Its fairly obvious you have spent quite a bit of time and effort into your painting so far and it shows very well! The teeth are very detailed, great work. I can't wait to see the finished piece.
An artists signature is rather important and I wish more artists signed there pieces. Your artistic ability and reputation have absolutely no effect on whether you should sign your art or not. Its more about where, how and when. Keep it consistant throughout your artwork, keep it legible and keep it off WIP's. Thats about it. You can read more into it by just googling artists signatures if you like.
As far as your signature goes it is somewhat illegible and the strike through is a no-no in signature and ornamental handwriting.
This website offers some free tutorials and books on handwriting, but it can be a bit confusing to figure out where to go.
Here is spencerian script which is a good foundation before entering ornamental. It is not necessary you learn how to write in script to produce a nice signature. Learn the letters of your name as well as the ornamental Capitals of your name.
In this page there is ornamental practices which range from simple strokes to bird flourishes. You may need to just browse around and read a bit in order to find out how to properly produce the signature.

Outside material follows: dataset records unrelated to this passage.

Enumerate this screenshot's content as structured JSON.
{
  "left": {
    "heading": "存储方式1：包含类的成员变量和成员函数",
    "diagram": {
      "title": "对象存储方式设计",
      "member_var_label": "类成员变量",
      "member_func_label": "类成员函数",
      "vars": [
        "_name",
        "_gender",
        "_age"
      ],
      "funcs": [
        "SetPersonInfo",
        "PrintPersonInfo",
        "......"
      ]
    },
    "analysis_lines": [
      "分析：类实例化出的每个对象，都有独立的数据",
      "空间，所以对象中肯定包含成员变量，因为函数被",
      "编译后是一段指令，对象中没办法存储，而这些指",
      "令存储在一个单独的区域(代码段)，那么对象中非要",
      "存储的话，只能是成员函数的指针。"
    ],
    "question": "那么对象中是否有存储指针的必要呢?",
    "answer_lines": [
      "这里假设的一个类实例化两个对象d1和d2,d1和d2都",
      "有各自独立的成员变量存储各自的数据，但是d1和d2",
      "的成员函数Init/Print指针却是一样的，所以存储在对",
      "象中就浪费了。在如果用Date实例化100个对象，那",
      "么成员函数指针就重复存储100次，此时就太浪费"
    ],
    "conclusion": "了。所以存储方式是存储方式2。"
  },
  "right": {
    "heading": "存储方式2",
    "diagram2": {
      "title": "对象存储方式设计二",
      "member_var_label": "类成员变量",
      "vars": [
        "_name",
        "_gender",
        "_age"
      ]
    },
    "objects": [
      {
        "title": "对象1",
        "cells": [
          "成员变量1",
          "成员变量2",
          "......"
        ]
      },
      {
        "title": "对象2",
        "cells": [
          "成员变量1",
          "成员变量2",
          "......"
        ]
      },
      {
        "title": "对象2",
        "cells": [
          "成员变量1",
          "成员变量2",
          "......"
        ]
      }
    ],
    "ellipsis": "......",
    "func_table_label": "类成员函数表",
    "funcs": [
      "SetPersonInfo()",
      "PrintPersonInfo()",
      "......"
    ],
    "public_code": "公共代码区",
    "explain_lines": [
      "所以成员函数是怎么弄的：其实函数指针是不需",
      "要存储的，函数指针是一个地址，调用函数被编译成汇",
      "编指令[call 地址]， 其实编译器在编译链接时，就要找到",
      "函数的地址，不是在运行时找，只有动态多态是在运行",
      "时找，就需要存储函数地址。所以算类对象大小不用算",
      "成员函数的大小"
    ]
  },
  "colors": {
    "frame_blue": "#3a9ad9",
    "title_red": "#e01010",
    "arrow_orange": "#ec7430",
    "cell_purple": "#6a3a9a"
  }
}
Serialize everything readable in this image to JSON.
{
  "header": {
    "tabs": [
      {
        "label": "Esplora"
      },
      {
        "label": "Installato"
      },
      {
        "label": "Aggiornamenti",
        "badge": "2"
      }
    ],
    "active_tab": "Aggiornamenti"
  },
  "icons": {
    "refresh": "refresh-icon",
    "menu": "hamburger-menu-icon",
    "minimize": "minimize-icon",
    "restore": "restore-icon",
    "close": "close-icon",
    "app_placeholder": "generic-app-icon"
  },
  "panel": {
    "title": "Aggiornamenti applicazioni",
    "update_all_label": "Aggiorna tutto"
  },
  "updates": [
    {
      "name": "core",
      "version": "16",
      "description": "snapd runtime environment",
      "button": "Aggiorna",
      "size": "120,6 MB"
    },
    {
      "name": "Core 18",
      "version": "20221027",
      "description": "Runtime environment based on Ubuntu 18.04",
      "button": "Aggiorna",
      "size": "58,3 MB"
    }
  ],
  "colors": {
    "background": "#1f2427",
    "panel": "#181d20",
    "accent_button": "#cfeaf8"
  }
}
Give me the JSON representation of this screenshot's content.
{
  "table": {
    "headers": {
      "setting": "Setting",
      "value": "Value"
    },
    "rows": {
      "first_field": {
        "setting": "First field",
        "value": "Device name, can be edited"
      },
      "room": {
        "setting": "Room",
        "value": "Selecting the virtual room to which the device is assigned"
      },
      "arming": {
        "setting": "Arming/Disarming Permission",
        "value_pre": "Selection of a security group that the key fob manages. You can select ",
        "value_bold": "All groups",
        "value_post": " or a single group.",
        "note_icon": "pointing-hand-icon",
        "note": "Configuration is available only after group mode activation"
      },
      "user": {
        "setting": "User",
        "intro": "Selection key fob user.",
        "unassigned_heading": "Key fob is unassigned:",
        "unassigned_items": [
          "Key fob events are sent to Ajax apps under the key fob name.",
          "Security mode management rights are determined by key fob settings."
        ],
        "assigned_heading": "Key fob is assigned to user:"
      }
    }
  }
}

Below are examples of Spencerian script and a Signature Which uses the First and last Initials followed by a last name. You can mix this up however and use your middle last, first middle etc etc etc initials for your name. Only the lines they very in size because in the examples and in the tutorials you are expected to use a Fine to medium flexible nib. Flexible nibs can be found that are to be used with an oblique pen holder or just a straight penholder. Finding a flexible nib on a fountain pen that doesnt break bank is actually quite difficult as usually only vintage (old ass and expensive) pens still have. The only expection to this is the noodlers flex nib pen. No affiliation or trying to sell products just trying to give as much info as I can. You can also just practice the strokes and go back over them and expand the width of the lines on your own.